I'm working on an embedded device that does not support unaligned memory accesses.
For a video decoder I have to process pixels (one byte per pixel) in 8x8 pixel blocks. The device has some SIMD processing capabilities that allow me to work on 4 bytes in parallel.
The problem is, that the 8x8 pixel blocks aren't guaranteed to start on an aligned address and the functions need to read/write up to three of these 8x8 blocks.
How would you approach this if you want very good performance? After a bit of thinking I came up with the following three ideas:
Do all memory accesses as bytes. This is the easiest way to do it but slow and it does not work well with the SIMD capabilites (it's what I'm currently do in my reference C-code).

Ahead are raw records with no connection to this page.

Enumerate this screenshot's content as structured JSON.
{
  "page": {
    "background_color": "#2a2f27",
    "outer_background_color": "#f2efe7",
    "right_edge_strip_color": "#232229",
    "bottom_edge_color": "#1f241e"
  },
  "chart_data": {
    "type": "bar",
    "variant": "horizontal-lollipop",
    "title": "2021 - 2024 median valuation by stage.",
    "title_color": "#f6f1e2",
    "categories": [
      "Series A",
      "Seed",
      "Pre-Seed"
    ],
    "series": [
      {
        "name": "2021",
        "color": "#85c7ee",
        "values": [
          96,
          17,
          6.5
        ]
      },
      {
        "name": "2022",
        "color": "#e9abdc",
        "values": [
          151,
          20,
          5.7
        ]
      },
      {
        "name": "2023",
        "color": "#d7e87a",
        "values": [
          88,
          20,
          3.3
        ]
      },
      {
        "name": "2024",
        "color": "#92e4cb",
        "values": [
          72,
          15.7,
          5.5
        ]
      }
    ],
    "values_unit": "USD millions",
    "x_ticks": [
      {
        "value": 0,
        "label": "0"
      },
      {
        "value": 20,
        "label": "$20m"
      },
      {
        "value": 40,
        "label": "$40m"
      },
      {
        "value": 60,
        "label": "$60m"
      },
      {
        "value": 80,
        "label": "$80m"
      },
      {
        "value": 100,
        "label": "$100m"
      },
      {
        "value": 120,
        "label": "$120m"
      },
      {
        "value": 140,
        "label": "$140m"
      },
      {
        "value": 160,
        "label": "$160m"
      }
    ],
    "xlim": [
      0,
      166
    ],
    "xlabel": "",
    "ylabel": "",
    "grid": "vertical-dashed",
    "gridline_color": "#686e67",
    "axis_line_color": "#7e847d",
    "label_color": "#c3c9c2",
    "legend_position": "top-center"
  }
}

Write four copy-functions (one for each alignment case) that load the pixel-data via two 32-bit reads, shift the bits into the correct position and write the data to some aligned chunk of scratch memory. The video processing functions can then use 32 bit accesses and SIMD. Drawback: The CPU will have no chance to hide the memory latency behind the processing.
Same idea as above, but instead of writing the pixels to scratch memory do the video-processing in place. This may be the fastest way, but the number of functions that I have to write for this approach is high (around 60 I guess).
Btw: I will have to write all functions in assembler because the compiler generates horrible code when it comes to the SIMD extension.
Which road would you take, or do you have another idea how to approach this?